Was asked to lunch by one of my clients who wanted a favour. I work in a business services company and I am quite senior and my main (peer) colleague and I handle most of the accounts in our sector together. Every day I am back to back in meetings, so I agreed with my colleague we would divide and conquer - I would attend the lunch while he did something else, I moved a few things around and agreed a diary time for 1-2pm. It is agreed that the lunch is about an issue concerning a favour to the client, NOT the client giving us any new business
I get to lunch and client is sitting there already eating with someone else (another man.) He introduces me to the other man when I arrive and asks me where my male colleague is. I explain I am alone today and male colleague - due to the last minute request - has had to go to another meeting but that the two of us with confer at the end of the day.
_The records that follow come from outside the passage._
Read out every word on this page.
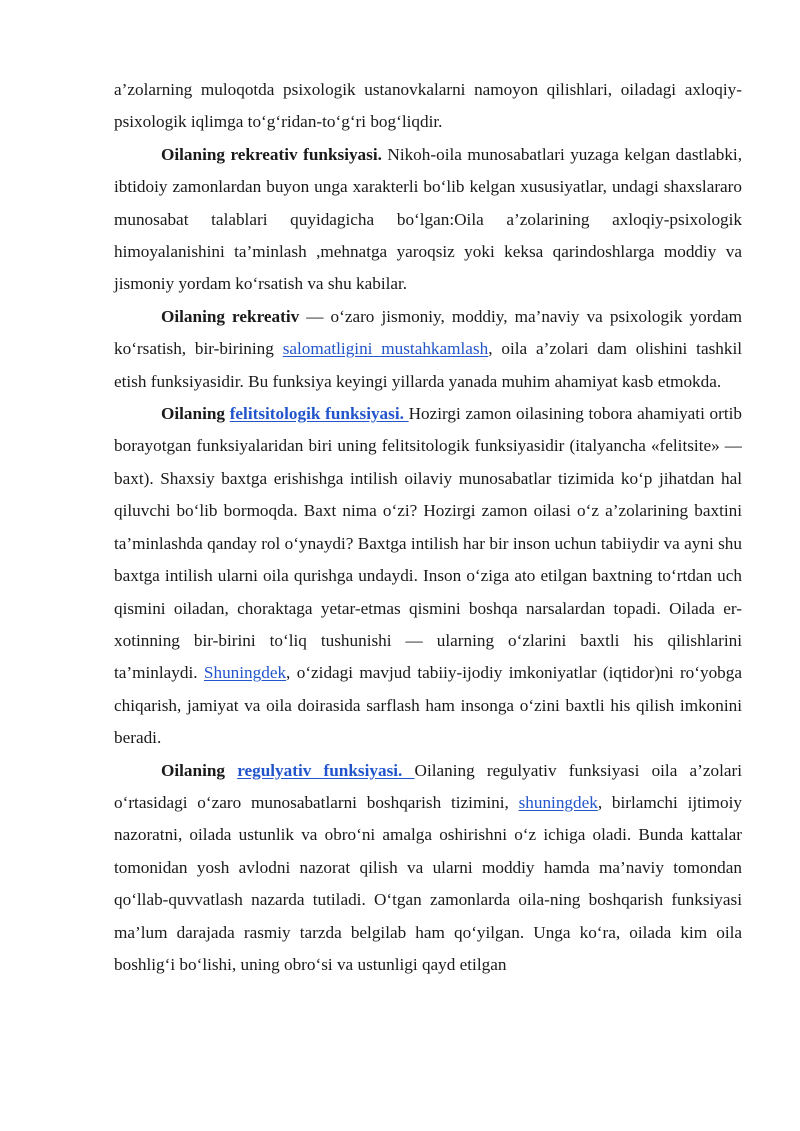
a’zolarning muloqotda psixologik ustanovkalarni namoyon qilishlari, oiladagi axloqiy-psixologik iqlimga to‘g‘ridan-to‘g‘ri bog‘liqdir.

Oilaning rekreativ funksiyasi. Nikoh-oila munosabatlari yuzaga kelgan dastlabki, ibtidoiy zamonlardan buyon unga xarakterli bo‘lib kelgan xususiyatlar, undagi shaxslararo munosabat talablari quyidagicha bo‘lgan:Oila a’zolarining axloqiy-psixologik himoyalanishini ta’minlash ,mehnatga yaroqsiz yoki keksa qarindoshlarga moddiy va jismoniy yordam ko‘rsatish va shu kabilar.

Oilaning rekreativ — o‘zaro jismoniy, moddiy, ma’naviy va psixologik yordam ko‘rsatish, bir-birining salomatligini mustahkamlash, oila a’zolari dam olishini tashkil etish funksiyasidir. Bu funksiya keyingi yillarda yanada muhim ahamiyat kasb etmokda.

Oilaning felitsitologik funksiyasi. Hozirgi zamon oilasining tobora ahamiyati ortib borayotgan funksiyalaridan biri uning felitsitologik funksiyasidir (italyancha «felitsite» — baxt). Shaxsiy baxtga erishishga intilish oilaviy munosabatlar tizimida ko‘p jihatdan hal qiluvchi bo‘lib bormoqda. Baxt nima o‘zi? Hozirgi zamon oilasi o‘z a’zolarining baxtini ta’minlashda qanday rol o‘ynaydi? Baxtga intilish har bir inson uchun tabiiydir va ayni shu baxtga intilish ularni oila qurishga undaydi. Inson o‘ziga ato etilgan baxtning to‘rtdan uch qismini oiladan, choraktaga yetar-etmas qismini boshqa narsalardan topadi. Oilada er-xotinning bir-birini to‘liq tushunishi — ularning o‘zlarini baxtli his qilishlarini ta’minlaydi. Shuningdek, o‘zidagi mavjud tabiiy-ijodiy imkoniyatlar (iqtidor)ni ro‘yobga chiqarish, jamiyat va oila doirasida sarflash ham insonga o‘zini baxtli his qilish imkonini beradi.

Oilaning regulyativ funksiyasi. Oilaning regulyativ funksiyasi oila a’zolari o‘rtasidagi o‘zaro munosabatlarni boshqarish tizimini, shuningdek, birlamchi ijtimoiy nazoratni, oilada ustunlik va obro‘ni amalga oshirishni o‘z ichiga oladi. Bunda kattalar tomonidan yosh avlodni nazorat qilish va ularni moddiy hamda ma’naviy tomondan qo‘llab-quvvatlash nazarda tutiladi. O‘tgan zamonlarda oila-ning boshqarish funksiyasi ma’lum darajada rasmiy tarzda belgilab ham qo‘yilgan. Unga ko‘ra, oilada kim oila boshlig‘i bo‘lishi, uning obro‘si va ustunligi qayd etilgan
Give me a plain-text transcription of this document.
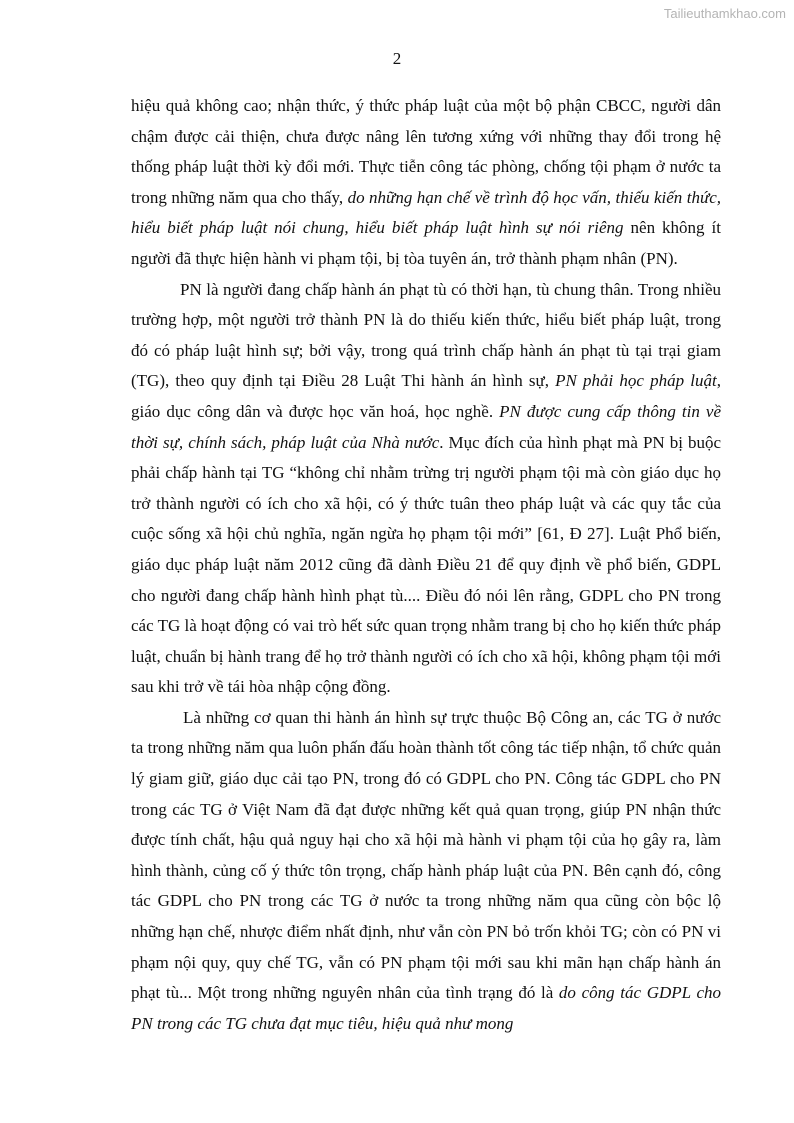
Tailieuthamkhao.com
2

hiệu quả không cao; nhận thức, ý thức pháp luật của một bộ phận CBCC, người dân chậm được cải thiện, chưa được nâng lên tương xứng với những thay đổi trong hệ thống pháp luật thời kỳ đổi mới. Thực tiễn công tác phòng, chống tội phạm ở nước ta trong những năm qua cho thấy, do những hạn chế về trình độ học vấn, thiếu kiến thức, hiểu biết pháp luật nói chung, hiểu biết pháp luật hình sự nói riêng nên không ít người đã thực hiện hành vi phạm tội, bị tòa tuyên án, trở thành phạm nhân (PN).

PN là người đang chấp hành án phạt tù có thời hạn, tù chung thân. Trong nhiều trường hợp, một người trở thành PN là do thiếu kiến thức, hiểu biết pháp luật, trong đó có pháp luật hình sự; bởi vậy, trong quá trình chấp hành án phạt tù tại trại giam (TG), theo quy định tại Điều 28 Luật Thi hành án hình sự, PN phải học pháp luật, giáo dục công dân và được học văn hoá, học nghề. PN được cung cấp thông tin về thời sự, chính sách, pháp luật của Nhà nước. Mục đích của hình phạt mà PN bị buộc phải chấp hành tại TG “không chỉ nhằm trừng trị người phạm tội mà còn giáo dục họ trở thành người có ích cho xã hội, có ý thức tuân theo pháp luật và các quy tắc của cuộc sống xã hội chủ nghĩa, ngăn ngừa họ phạm tội mới” [61, Đ 27]. Luật Phổ biến, giáo dục pháp luật năm 2012 cũng đã dành Điều 21 để quy định về phổ biến, GDPL cho người đang chấp hành hình phạt tù.... Điều đó nói lên rằng, GDPL cho PN trong các TG là hoạt động có vai trò hết sức quan trọng nhằm trang bị cho họ kiến thức pháp luật, chuẩn bị hành trang để họ trở thành người có ích cho xã hội, không phạm tội mới sau khi trở về tái hòa nhập cộng đồng.

Là những cơ quan thi hành án hình sự trực thuộc Bộ Công an, các TG ở nước ta trong những năm qua luôn phấn đấu hoàn thành tốt công tác tiếp nhận, tổ chức quản lý giam giữ, giáo dục cải tạo PN, trong đó có GDPL cho PN. Công tác GDPL cho PN trong các TG ở Việt Nam đã đạt được những kết quả quan trọng, giúp PN nhận thức được tính chất, hậu quả nguy hại cho xã hội mà hành vi phạm tội của họ gây ra, làm hình thành, củng cố ý thức tôn trọng, chấp hành pháp luật của PN. Bên cạnh đó, công tác GDPL cho PN trong các TG ở nước ta trong những năm qua cũng còn bộc lộ những hạn chế, nhược điểm nhất định, như vẫn còn PN bỏ trốn khỏi TG; còn có PN vi phạm nội quy, quy chế TG, vẫn có PN phạm tội mới sau khi mãn hạn chấp hành án phạt tù... Một trong những nguyên nhân của tình trạng đó là do công tác GDPL cho PN trong các TG chưa đạt mục tiêu, hiệu quả như mong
They then both proceeded to pick up talking about what they were talking about before I arrived. After about ten mins I had given up trying to follow the thread of their conversation or be involved and they had not included me, explained the context or even looked at me since. The waiter had come over to the table and I have managed to order a drink but not food, while they had finished their mains and the waiter is asking them for dessert.
After 30 mins of sitting in silence I interrupt their conversation politely and I say “I’m so sorry to interrupt but I am extremely busy. You told me to meet you here at 1pm, and I made the time to do it, but if you need something or want to discuss something I’m worried I only have 30mins left before I need to go again and I want to be able to help if I can. Perhaps it’s better we talk through it quickly now or we rearrange this for another time?”
My client’s guest, without looking at me, said to him: “you didn’t tell me she was an attention seeker.”
Then he turns to me and says, “sweetheart. We’re all very busy. We’ve all got a lot to do. But let’s humour you and talk about how important you are and how much you’ve got to do for a bit shall we?”
I said “absolutely no need,” then called over the waiter and asked for my drink “to go,” as I was doing this they both started saying “oh dear, she’s having tantrum, wow you really need to cause a big drama don’t you?”
As I was waiting for my takeaway coffee and to leave, the guest of my client was trying to draw attention to me. “Just because she had to wait! Jeez!” End he’s throwing his hands up as a kind of ‘women, what can you do?’ gesture. And as I am getting my bag and coat he’s saying, “No come on sweetheart. Tell me all about you. I want to hear everything. You’re obviously used to getting heard. Come on, tell me how important you are.”